Resumo: O texto constitucional de 1988 consagra o acesso à educação como uma política pública social da mais fundamental importância, direito à educação esse que é repetido por outros documentos jurídicos do Brasil, a exemplo do Estatuto da Criança e do Adolescente, e a Lei de Diretrizes e Bases da Educação Nacional, que vem trazendo nìveis de ensino, dentre eles o ensino fundamental, modalidade está de extrema importância para o aprendizado, formação político e social do indivìduo bem como para o desenvolvimento. No entanto, o contexto brasileiro que demonstra elevado nível de desigualdade social e também o quadro alarmante de vulnerabilidades a que que estão submetidas às crianças brasileiras que vivem em situação rua, provoca muitas vezes a limitação do acesso a essa importante fase de ensino, que é o fundamental, por esse segmento da sociedade. Desse modo, é preciso pensar como efetivar o direito à educação que vem expresso na Constituição brasileira, e em especial pensar maneiras de concretização do acesso ao ensino fundamental em consonância com o combate às vulnerabilidades sociais a que estão submetidas os diversos meninos e meninas que ainda hoje vivem em situação de rua.
INTRODUÇÃO
O acesso à educação no Brasil é tema de suma importância teórica e prática a ser enfrentado, desde de muito tempo a não efetivação da prestação de um ensino público que alcance todos de forma igualitária e que seja revestido de qualidade tem provocado sérios problemas na sociedade como um todo, haja vista, o protagonismo e o poder de transformação da educação. Um dos públicos que mais tem sofrido limitações graves ao longo de muito tempo no que diz respeito ao acesso do direito à educação, e em linhas mais específicas a inserção no ensino fundamental são as milhares de crianças brasileiras que se encontram em situação de rua, essas vivem uma verdadeira situação de vulnerabilidade social, vítimas da assoladora desigualdade social brasileira que tem como consequência direta a exclusão de direitos e marginalização, fatores esses que comprometem negativamente todo o processo de formação educacional e também de cidadania. Ainda de acordo com a resolução conjunta CNAS/CONANDA número 01 de 2016, as crianças que estabelecem com a rua uma relação semelhante àquela de moradia, que estão associadas a diversas outras violações de direitos, como o trabalho infantil, a mendicância, o consumo de álcool e outras drogas requer serviços que adotem estratégias especiais de atendimento, nessa perspectiva essas estratégias também devem contemplar o oferecimento do ensino fundamental. A perspectiva de uma educação inclusiva exige modificações profundas nos sistemas de ensino e, ao mesmo tempo, é preciso entender os variados processos de exclusão vivenciados por essas crianças (Graciani, 1997, p.110) .

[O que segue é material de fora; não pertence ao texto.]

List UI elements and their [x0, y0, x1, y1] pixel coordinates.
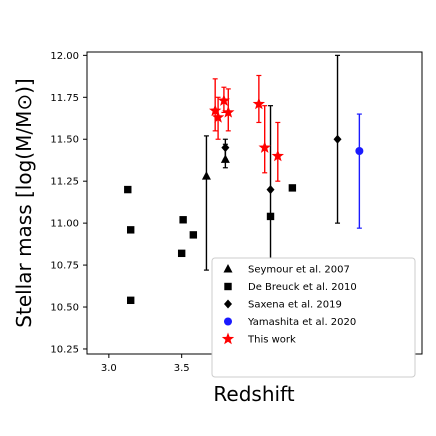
y-tick-label: 11.75	[50, 93, 79, 104]
data-point	[266, 185, 275, 195]
data-point	[258, 141, 271, 153]
legend-marker	[224, 317, 232, 326]
legend-box	[211, 257, 416, 378]
legend-label: Seymour et al. 2007	[248, 265, 350, 276]
y-tick-label: 11.50	[50, 135, 79, 146]
x-axis-label: Redshift	[213, 382, 294, 406]
legend-marker	[221, 332, 235, 345]
data-point	[252, 97, 266, 110]
y-tick-label: 10.75	[50, 261, 79, 272]
data-point	[355, 146, 364, 155]
y-tick-label: 10.50	[50, 303, 79, 314]
legend-label: This work	[247, 335, 296, 346]
y-tick-label: 11.00	[50, 219, 79, 230]
data-point	[208, 104, 222, 116]
data-point	[266, 212, 275, 221]
series-circle	[355, 113, 364, 229]
data-point	[126, 296, 135, 305]
data-point	[201, 171, 211, 180]
legend-label: Yamashita et al. 2020	[247, 317, 356, 328]
data-point	[126, 226, 135, 234]
series-star	[208, 74, 284, 182]
legend-label: Saxena et al. 2019	[248, 300, 342, 311]
data-point	[217, 94, 231, 106]
legend-marker	[224, 299, 232, 309]
x-tick-label: 3.5	[174, 363, 190, 374]
data-point	[271, 149, 284, 162]
data-point	[189, 231, 198, 239]
data-point	[333, 134, 342, 144]
y-tick-label: 11.25	[50, 177, 79, 188]
y-axis-label: Stellar mass [log(M/M⊙)]	[12, 78, 36, 327]
data-point	[222, 105, 235, 118]
data-point	[177, 249, 186, 258]
series-diamond	[221, 54, 342, 224]
x-tick-label: 3.0	[101, 363, 117, 374]
data-series	[124, 54, 364, 305]
y-tick-label: 10.25	[50, 344, 79, 355]
legend-label: De Breuck et al. 2010	[248, 282, 357, 293]
y-tick-label: 12.00	[50, 51, 79, 62]
data-point	[288, 184, 297, 192]
axis-ticks: 3.03.54.04.55.010.2510.5010.7511.0011.25…	[50, 51, 408, 374]
data-point	[179, 216, 187, 224]
legend-marker	[224, 282, 232, 291]
legend-marker	[223, 264, 233, 273]
data-point	[221, 143, 230, 153]
data-point	[211, 110, 225, 123]
data-point	[124, 185, 132, 194]
legend: Seymour et al. 2007 De Breuck et al. 2010…	[211, 257, 416, 378]
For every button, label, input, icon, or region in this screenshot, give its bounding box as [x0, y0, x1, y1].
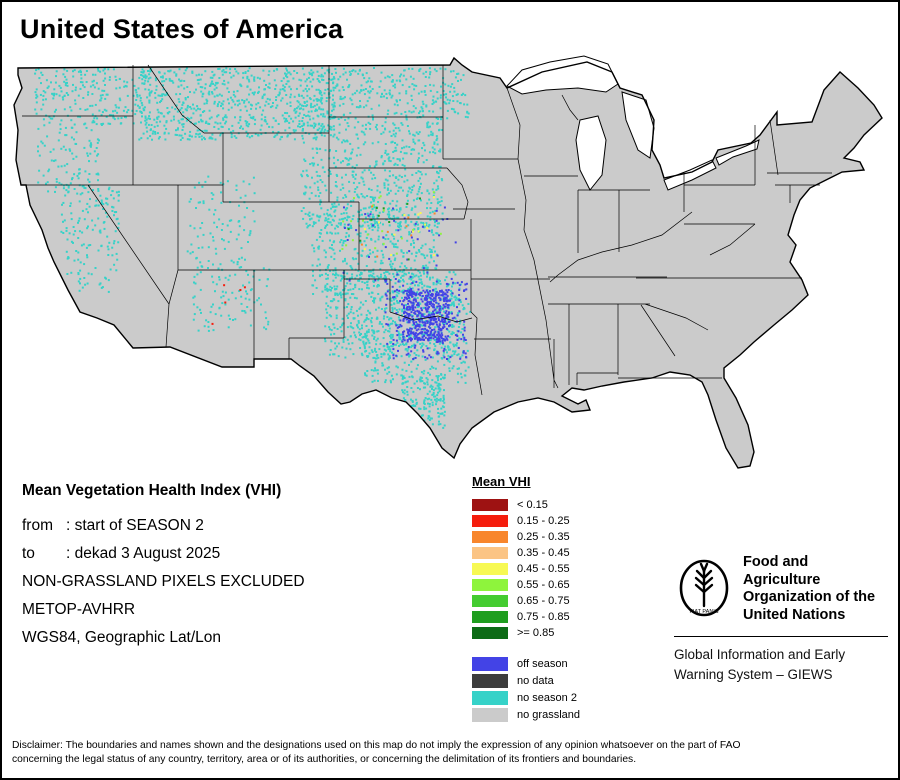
text-line: Warning System – GIEWS — [674, 666, 833, 682]
info-rows: from: start of SEASON 2 to: dekad 3 Augus… — [22, 512, 305, 652]
legend-swatch — [472, 547, 508, 559]
state-borders — [21, 64, 832, 396]
legend-row: no grassland — [472, 706, 580, 723]
giews-caption: Global Information and Early Warning Syst… — [674, 645, 888, 684]
legend-swatch — [472, 690, 508, 705]
legend-label: 0.75 - 0.85 — [517, 611, 570, 623]
legend-swatch — [472, 627, 508, 639]
great-lakes — [506, 55, 760, 191]
info-text: dekad 3 August 2025 — [74, 545, 221, 562]
info-text: : — [66, 517, 75, 534]
text-line: Global Information and Early — [674, 647, 846, 662]
legend-row: 0.65 - 0.75 — [472, 593, 580, 609]
legend-swatch — [472, 563, 508, 575]
disclaimer: Disclaimer: The boundaries and names sho… — [12, 739, 894, 766]
text-line: concerning the legal status of any count… — [12, 753, 637, 765]
lake-huron — [621, 91, 655, 159]
fao-header: FIAT PANIS Food and Agriculture Organizat… — [674, 554, 888, 624]
legend-swatch — [472, 499, 508, 511]
legend-row: off season — [472, 655, 580, 672]
fao-block: FIAT PANIS Food and Agriculture Organizat… — [674, 554, 888, 684]
legend-row: 0.35 - 0.45 — [472, 545, 580, 561]
legend-row: 0.25 - 0.35 — [472, 529, 580, 545]
info-text: from — [22, 517, 53, 534]
fao-org-name: Food and Agriculture Organization of the U… — [743, 554, 888, 624]
page-title: United States of America — [20, 14, 344, 44]
legend-row: 0.55 - 0.65 — [472, 577, 580, 593]
info-row: to: dekad 3 August 2025 — [22, 540, 305, 568]
lake-michigan — [575, 115, 607, 191]
text-line: Food and Agriculture — [743, 554, 821, 588]
info-row: WGS84, Geographic Lat/Lon — [22, 629, 222, 646]
legend-label: no grassland — [517, 708, 580, 721]
legend-swatch — [472, 515, 508, 527]
legend-row: >= 0.85 — [472, 625, 580, 641]
legend-swatch — [472, 673, 508, 688]
legend-row: < 0.15 — [472, 497, 580, 513]
text-line: United Nations — [743, 606, 846, 623]
fao-logo-icon: FIAT PANIS — [679, 559, 729, 617]
legend-label: >= 0.85 — [517, 627, 555, 639]
legend-label: no season 2 — [517, 691, 577, 704]
legend-row: 0.45 - 0.55 — [472, 561, 580, 577]
lake-ontario — [715, 139, 760, 166]
legend-label: 0.25 - 0.35 — [517, 531, 570, 543]
fao-motto: FIAT PANIS — [689, 609, 718, 615]
info-heading: Mean Vegetation Health Index (VHI) — [22, 482, 282, 499]
legend-label: < 0.15 — [517, 499, 548, 511]
legend-swatch — [472, 595, 508, 607]
special-legend-rows: off season no data no season 2 no grassland — [472, 655, 580, 723]
legend-row: no season 2 — [472, 689, 580, 706]
legend-label: 0.55 - 0.65 — [517, 579, 570, 591]
text-line: Organization of the — [743, 589, 876, 605]
fao-divider — [674, 636, 888, 637]
legend-label: 0.15 - 0.25 — [517, 515, 570, 527]
legend-label: 0.45 - 0.55 — [517, 563, 570, 575]
info-row: from: start of SEASON 2 — [22, 512, 305, 540]
text-line: Disclaimer: The boundaries and names sho… — [12, 740, 741, 751]
legend-swatch — [472, 579, 508, 591]
info-row: NON-GRASSLAND PIXELS EXCLUDED — [22, 573, 305, 590]
legend-row: no data — [472, 672, 580, 689]
info-text: start of SEASON 2 — [74, 517, 204, 534]
legend-swatch — [472, 611, 508, 623]
info-text: to — [22, 545, 35, 562]
lake-superior — [506, 55, 619, 95]
legend-row: 0.75 - 0.85 — [472, 609, 580, 625]
info-row: METOP-AVHRR — [22, 601, 136, 618]
us-landmass — [14, 58, 882, 468]
legend-swatch — [472, 707, 508, 722]
legend-label: off season — [517, 657, 568, 670]
info-text: : — [66, 545, 75, 562]
legend-label: 0.65 - 0.75 — [517, 595, 570, 607]
legend-label: no data — [517, 674, 554, 687]
vhi-legend-rows: < 0.15 0.15 - 0.25 0.25 - 0.35 0.35 - 0.45 0… — [472, 497, 580, 641]
legend-swatch — [472, 656, 508, 671]
legend-swatch — [472, 531, 508, 543]
us-map — [13, 55, 883, 469]
lake-erie — [663, 159, 717, 191]
legend: Mean VHI < 0.15 0.15 - 0.25 0.25 - 0.35 0.3… — [472, 474, 580, 723]
legend-title: Mean VHI — [472, 474, 531, 489]
map-info-block: Mean Vegetation Health Index (VHI) from:… — [22, 482, 305, 652]
legend-row: 0.15 - 0.25 — [472, 513, 580, 529]
legend-label: 0.35 - 0.45 — [517, 547, 570, 559]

Mais detalhadamente a educação aparece no artigo 208 ainda da Constituição “[...] Ⅰ- educação básica obrigatória e gratuita dos 4 (quatro) aos 17 (dezessete) anos de idade, assegurada inclusive sua oferta gratuita para todos os que a ela não tiveram acesso na idade própria”, o estado deve procurar meios de ofertar a todos a educação, de forma especial procurar a criação de políticas públicas que de modo especial venham a atender as crianças que estão em situação de rua. O artigo 208, § 1°, da Constituição vigente não deixa a menor dúvida a respeito do acesso ao ensino obrigatório e gratuito que o educando, em qualquer grau, cumprido os requisitos legais, tem o direito público subjetivo, oponível ao estado, não tendo este nenhuma possibilidade de negar a solicitação, protegida por expressa norma jurídica constitucional cogente (Cretella, v. 8. p. 4418), seria esse o sentido de direito público subjetivo.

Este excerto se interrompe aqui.